A number of useful algorithmic problems concern an order relation on a set of data objects. Examples of such problems are sorting, maximum, and median. Algorithms for these problems can be expressed quite generally in terms of a comparison function applicable to the data. Thus in one application of an algorithm for, say, sorting, numbers may be ordered by size (by < ) while in another application words are ordered lexicographically, and in a third application customer records are ordered by some complicated function involving size of purchases weighted by recency of purchase. To effectively use such ordering abstraction in our algorithms we need precise expression of the assumptions we are making about the order relation. The following definitions serve this need.
The ordering concepts for the algorithms we have in mind are strict weak order and total order. Intuitively the deal is this: A strict weak order defines an equivalency among the data items, wherein two data items are equivalent if the order relation cannot distinguish between them. In a total order, no two distinct data items are equivalent in this sense. Of the three examples just mentioned, < on numbers and lexicographic order on strings are total orders. The third example might well be be strict weak order which is not total.

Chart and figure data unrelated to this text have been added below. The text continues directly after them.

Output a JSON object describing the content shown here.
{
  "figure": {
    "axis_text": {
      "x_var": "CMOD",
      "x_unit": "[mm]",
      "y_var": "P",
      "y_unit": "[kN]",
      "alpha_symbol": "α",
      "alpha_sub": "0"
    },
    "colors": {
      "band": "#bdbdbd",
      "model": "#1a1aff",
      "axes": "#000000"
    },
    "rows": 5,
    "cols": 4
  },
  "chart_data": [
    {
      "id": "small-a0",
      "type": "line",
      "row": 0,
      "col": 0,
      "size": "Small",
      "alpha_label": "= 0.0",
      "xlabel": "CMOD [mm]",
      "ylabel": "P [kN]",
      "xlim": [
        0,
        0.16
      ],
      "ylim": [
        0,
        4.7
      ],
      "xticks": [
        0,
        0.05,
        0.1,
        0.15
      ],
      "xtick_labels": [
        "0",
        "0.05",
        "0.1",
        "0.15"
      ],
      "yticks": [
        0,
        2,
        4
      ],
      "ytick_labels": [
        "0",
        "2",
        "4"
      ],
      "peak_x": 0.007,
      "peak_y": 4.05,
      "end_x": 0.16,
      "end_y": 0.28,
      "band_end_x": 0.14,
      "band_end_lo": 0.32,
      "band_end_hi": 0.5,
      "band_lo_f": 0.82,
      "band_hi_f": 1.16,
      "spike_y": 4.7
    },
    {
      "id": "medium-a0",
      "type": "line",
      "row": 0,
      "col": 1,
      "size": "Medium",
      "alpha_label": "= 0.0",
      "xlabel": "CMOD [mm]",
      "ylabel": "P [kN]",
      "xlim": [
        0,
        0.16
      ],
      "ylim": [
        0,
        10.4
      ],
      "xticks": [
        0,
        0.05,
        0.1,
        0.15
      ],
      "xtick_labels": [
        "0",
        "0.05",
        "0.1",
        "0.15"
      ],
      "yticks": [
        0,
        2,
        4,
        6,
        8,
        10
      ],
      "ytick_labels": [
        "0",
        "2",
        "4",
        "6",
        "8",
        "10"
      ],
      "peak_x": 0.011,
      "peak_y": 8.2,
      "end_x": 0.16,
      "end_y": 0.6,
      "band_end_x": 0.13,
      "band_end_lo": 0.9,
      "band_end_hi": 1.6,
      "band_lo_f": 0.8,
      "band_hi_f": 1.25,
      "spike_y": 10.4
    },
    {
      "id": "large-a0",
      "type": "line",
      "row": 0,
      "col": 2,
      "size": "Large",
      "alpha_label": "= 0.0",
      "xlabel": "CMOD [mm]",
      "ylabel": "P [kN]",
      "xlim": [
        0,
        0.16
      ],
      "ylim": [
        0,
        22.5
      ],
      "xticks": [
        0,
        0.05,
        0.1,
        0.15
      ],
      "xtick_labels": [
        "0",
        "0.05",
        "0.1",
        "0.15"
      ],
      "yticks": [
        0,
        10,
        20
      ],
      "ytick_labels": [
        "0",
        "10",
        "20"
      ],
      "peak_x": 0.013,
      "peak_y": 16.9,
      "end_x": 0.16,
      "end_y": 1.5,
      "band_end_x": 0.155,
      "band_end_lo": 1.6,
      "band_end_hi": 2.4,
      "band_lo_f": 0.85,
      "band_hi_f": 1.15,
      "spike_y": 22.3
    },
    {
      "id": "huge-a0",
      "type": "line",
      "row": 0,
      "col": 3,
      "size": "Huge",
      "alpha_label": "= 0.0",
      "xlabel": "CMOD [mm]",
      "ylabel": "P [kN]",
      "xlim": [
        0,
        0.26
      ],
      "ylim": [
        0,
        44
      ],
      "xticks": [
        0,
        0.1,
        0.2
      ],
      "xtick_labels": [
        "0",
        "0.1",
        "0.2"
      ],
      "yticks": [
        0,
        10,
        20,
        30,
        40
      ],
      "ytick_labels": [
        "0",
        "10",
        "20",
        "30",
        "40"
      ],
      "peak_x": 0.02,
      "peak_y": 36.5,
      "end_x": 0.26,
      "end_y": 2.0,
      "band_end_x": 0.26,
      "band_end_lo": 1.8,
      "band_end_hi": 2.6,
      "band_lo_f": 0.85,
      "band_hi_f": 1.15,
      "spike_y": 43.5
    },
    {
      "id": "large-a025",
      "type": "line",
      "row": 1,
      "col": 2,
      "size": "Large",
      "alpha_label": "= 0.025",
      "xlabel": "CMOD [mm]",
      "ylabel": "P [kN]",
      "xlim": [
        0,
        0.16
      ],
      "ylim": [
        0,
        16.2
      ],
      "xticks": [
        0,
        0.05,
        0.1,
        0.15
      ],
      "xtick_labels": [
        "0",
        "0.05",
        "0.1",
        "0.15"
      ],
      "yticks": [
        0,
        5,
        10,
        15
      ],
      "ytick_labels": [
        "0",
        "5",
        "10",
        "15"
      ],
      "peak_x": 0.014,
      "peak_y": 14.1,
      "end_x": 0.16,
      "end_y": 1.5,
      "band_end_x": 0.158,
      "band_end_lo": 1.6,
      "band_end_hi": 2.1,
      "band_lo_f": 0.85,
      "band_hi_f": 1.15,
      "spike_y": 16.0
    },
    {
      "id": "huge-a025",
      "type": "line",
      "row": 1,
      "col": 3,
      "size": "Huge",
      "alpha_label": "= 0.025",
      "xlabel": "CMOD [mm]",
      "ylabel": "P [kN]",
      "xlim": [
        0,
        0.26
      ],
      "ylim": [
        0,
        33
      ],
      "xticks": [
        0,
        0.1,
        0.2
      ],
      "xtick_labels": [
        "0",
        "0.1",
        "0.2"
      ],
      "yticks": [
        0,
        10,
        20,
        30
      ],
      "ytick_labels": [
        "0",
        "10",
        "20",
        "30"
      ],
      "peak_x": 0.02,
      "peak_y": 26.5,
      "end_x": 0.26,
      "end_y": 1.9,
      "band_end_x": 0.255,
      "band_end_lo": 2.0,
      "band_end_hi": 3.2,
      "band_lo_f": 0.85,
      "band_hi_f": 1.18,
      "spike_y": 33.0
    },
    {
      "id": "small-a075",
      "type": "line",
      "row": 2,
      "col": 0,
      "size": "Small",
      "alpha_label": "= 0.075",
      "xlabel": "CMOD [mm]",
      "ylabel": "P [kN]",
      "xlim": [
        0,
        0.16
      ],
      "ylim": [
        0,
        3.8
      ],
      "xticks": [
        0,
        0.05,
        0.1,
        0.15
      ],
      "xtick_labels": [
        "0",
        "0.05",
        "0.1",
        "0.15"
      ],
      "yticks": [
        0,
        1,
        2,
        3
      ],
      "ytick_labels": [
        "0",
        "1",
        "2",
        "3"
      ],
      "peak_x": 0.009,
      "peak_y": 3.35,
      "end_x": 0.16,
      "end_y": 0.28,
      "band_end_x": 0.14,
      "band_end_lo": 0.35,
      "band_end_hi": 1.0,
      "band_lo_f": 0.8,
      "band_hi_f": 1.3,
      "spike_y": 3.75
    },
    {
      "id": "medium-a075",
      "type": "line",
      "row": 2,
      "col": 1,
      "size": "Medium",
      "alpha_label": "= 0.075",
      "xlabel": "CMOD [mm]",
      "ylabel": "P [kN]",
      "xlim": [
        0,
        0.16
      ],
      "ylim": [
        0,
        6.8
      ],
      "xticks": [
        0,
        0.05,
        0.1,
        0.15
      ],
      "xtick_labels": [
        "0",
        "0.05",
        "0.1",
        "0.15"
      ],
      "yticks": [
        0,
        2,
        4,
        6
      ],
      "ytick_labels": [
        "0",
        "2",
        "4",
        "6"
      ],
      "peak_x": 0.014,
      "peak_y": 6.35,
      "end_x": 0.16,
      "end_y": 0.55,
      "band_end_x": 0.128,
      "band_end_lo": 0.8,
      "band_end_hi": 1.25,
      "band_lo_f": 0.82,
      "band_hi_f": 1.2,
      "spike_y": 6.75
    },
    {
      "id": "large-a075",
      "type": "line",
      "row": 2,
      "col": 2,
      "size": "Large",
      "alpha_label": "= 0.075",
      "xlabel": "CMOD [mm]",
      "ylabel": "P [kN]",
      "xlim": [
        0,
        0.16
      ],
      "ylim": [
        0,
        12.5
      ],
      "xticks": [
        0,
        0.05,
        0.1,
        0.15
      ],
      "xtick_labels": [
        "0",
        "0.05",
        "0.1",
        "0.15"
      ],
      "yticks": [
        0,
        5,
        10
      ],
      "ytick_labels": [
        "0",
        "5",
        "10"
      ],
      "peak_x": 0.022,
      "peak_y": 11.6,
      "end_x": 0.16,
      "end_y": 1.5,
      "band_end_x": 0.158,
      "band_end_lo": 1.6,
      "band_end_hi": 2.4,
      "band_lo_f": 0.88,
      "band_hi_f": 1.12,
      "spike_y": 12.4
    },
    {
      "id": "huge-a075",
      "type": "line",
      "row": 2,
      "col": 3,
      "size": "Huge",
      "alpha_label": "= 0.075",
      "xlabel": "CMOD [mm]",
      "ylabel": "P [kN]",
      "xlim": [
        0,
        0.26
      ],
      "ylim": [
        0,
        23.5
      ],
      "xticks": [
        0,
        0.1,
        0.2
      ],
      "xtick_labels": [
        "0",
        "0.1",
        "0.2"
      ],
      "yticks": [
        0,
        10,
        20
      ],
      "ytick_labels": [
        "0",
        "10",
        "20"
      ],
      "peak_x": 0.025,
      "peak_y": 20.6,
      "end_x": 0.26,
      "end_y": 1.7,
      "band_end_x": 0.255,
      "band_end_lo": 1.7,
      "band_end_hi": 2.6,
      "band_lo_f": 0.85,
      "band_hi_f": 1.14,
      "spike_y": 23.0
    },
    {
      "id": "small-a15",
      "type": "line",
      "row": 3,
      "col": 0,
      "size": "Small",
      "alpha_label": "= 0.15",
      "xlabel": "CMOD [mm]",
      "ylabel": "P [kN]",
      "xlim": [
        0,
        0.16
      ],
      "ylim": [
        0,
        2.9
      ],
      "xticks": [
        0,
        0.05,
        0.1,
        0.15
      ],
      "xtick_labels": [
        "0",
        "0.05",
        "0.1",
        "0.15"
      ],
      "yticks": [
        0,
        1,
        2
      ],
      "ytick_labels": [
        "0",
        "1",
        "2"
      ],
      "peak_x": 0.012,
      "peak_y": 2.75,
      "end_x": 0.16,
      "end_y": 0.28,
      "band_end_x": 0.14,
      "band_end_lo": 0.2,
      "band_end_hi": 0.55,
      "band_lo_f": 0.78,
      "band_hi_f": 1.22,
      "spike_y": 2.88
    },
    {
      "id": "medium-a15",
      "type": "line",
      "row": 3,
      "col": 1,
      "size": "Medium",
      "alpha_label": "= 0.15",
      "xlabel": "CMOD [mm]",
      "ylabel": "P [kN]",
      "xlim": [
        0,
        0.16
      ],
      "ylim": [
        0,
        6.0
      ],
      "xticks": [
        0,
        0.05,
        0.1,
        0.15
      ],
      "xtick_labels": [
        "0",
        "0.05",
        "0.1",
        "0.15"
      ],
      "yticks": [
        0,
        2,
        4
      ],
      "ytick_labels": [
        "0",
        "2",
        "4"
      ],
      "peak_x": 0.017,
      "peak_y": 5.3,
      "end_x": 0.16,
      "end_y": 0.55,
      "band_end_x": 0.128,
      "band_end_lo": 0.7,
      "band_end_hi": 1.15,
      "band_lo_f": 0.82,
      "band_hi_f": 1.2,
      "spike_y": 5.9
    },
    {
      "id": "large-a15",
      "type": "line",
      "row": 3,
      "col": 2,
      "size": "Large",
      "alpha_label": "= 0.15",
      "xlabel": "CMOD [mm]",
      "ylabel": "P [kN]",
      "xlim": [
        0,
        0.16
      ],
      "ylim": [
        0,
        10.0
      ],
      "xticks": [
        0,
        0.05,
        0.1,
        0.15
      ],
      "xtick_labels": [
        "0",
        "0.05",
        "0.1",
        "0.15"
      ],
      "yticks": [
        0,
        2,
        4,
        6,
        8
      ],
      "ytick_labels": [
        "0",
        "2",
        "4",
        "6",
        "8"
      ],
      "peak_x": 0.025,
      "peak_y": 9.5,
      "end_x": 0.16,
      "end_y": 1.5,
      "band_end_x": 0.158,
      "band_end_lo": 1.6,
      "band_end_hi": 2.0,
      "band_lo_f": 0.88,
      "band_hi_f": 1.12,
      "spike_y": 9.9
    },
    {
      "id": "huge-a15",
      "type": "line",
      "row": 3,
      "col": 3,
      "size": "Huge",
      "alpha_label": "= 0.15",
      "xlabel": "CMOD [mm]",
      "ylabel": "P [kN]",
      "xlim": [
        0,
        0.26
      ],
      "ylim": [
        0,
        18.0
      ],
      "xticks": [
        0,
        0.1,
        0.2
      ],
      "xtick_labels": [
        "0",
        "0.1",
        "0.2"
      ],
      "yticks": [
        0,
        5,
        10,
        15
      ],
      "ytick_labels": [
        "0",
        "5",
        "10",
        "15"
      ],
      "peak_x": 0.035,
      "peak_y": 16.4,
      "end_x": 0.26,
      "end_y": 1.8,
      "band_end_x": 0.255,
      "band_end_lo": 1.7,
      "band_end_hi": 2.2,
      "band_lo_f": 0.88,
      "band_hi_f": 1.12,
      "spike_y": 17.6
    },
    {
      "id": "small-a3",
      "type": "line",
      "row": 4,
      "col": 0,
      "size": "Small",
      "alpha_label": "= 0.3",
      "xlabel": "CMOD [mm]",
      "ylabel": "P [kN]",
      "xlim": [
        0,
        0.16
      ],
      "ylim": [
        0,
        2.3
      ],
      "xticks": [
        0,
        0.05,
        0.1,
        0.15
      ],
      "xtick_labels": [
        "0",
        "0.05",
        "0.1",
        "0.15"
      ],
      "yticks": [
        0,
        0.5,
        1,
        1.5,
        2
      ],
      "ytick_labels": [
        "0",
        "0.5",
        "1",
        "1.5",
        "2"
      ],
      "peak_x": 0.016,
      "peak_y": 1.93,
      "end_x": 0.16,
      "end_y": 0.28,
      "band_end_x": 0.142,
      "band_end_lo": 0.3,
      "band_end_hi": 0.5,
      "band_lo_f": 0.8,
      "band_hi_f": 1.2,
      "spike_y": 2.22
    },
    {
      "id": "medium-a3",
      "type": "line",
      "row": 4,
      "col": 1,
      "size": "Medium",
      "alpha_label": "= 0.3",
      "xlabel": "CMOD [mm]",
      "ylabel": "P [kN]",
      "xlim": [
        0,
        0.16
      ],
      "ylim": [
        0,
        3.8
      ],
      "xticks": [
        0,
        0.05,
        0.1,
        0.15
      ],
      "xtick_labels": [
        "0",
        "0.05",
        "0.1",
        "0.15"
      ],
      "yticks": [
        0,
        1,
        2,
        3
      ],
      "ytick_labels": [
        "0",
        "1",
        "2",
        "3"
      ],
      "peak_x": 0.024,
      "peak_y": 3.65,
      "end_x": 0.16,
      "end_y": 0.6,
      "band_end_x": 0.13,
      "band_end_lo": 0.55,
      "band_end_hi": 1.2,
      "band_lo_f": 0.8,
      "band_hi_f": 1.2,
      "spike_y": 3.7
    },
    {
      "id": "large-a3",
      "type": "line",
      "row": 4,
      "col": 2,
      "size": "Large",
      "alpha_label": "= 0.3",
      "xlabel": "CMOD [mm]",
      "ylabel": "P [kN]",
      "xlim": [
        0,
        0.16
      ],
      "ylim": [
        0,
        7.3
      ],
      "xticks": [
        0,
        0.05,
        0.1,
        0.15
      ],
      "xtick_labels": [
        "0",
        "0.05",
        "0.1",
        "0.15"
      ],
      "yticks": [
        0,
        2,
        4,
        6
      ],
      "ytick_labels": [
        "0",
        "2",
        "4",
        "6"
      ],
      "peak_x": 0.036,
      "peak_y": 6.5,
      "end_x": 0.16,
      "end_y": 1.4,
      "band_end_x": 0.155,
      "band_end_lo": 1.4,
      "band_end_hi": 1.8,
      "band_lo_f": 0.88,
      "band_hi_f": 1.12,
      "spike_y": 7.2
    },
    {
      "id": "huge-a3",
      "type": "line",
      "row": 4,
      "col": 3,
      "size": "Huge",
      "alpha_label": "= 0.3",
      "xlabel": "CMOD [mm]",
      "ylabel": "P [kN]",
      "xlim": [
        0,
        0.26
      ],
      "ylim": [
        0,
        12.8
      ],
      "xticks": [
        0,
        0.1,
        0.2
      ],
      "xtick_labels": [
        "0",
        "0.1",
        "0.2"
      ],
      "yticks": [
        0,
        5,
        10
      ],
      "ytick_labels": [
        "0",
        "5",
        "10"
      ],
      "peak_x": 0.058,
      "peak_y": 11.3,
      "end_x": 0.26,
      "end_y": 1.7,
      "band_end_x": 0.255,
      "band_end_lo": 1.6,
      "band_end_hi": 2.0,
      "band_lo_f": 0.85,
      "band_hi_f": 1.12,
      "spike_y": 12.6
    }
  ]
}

For instance if the order relation is made by comparing the sum of the two most recent purchases, distinct customers {A 10 10}, {B 5 15}, and {C 10 10} would all be equivalent with respect to this ordering.
A binary function on a type T is a function taking two arguments of type T, f(T a, T b).
A predicate is a function whose return type is boolean, bool f(...).
A relation on a type T is a binary predicate on T, bool f(T a, T b)..
Properties of relations: Let R(T, T) be a relation on T.
R is reflexive if for all a in T, R(a,a) is true.
R is anti-reflexive if for all a in T, R(a,a) is false.
R is symmetric if for all a,b in T, if whenever R(a,b) is true, then R(b,a) is also true.
R is anti-symmetric if for all a,b in T, if whenever R(a,b) is true, then R(b,a) is false.
R is transitive if for all a,b,c in T, if when R(a,b) and R(b,c) are true, then R(a,c) is also true.
Relation R is a partial order if R is anti-reflexive, anti-symmetric, and transitive. Example: R could be < on numbers.
Relation S is an equivalence relation if S is reflexive, symmetric, and transitive. Example: S could be equality of numbers.
Given a partial order R, define relation E_R by
bool E_R(T a, T b) { return ! R(a, b) && ! R(b, a); } ,
in other words, a and b are related by E_R if and only if they are not related in either direction by R. If E_R(a, b) is true, a and b are said to be equivalent with respect to R. A set of members of T is said to be distinct with respect to R if no two elements of the set are equivalent with respect to R.
Relation R is a strict weak order if R is a partial order and E_R is an equivalence relation.
Relation R is a total order on T if R is a strict weak order and
for all a, b in T, E_R(a, b) implies a and b are the same element of T
(the equivalence classes of E_R are singletons).
An (algorithmic) problem is a specification of a function. An algorithm is an implementation of the function.
Problem Max:
template<class T, class SWO>
T& Max(vector<T> A, SWO isLess);
/* A must be a non-empty vector.
* isLess must be a function object implementng a strict weak order.
* Max returns a reference to a largest element of A.
* If A contains multiple largest elements (equivalent with respect to isLess),
* we don't specify which of them is returned.
*/
Question: How many calls to isLess are necessary in an algorithm solving Max?
Problem maxmin:
template<class T, class SWO>
max_min(T& M, T& m, vector<T> A, SWO isLess);
/* A must be a non-empty vector.
* isLess must be a function object implementng a strict weak order.
* M is set to a largest element of A with respect to isLess.
* m is set to a least element of A with respect to isLess.
*/
Question: How many calls to isLess are necessary in an algorithm implementing max_min?
Problem max2:
template<class T, class SWO>
max2(T& M1, T& M2, vector<T> A, SWO isLess);
/* A must be a vector of size at least 2.
* isLess must be a function object implementng a strict weak order.
* M1 is set to a largest element of A with respect to isLess.
* M2 is set to a second largest element of A with respect to isLess.
* M1 and M2 will be references to elements of A in distinct positions
* but their values may be the same or be equivalent with respect to isLess.
*/
Question: How many calls to isLess are necessary in an algorithm implementing max2?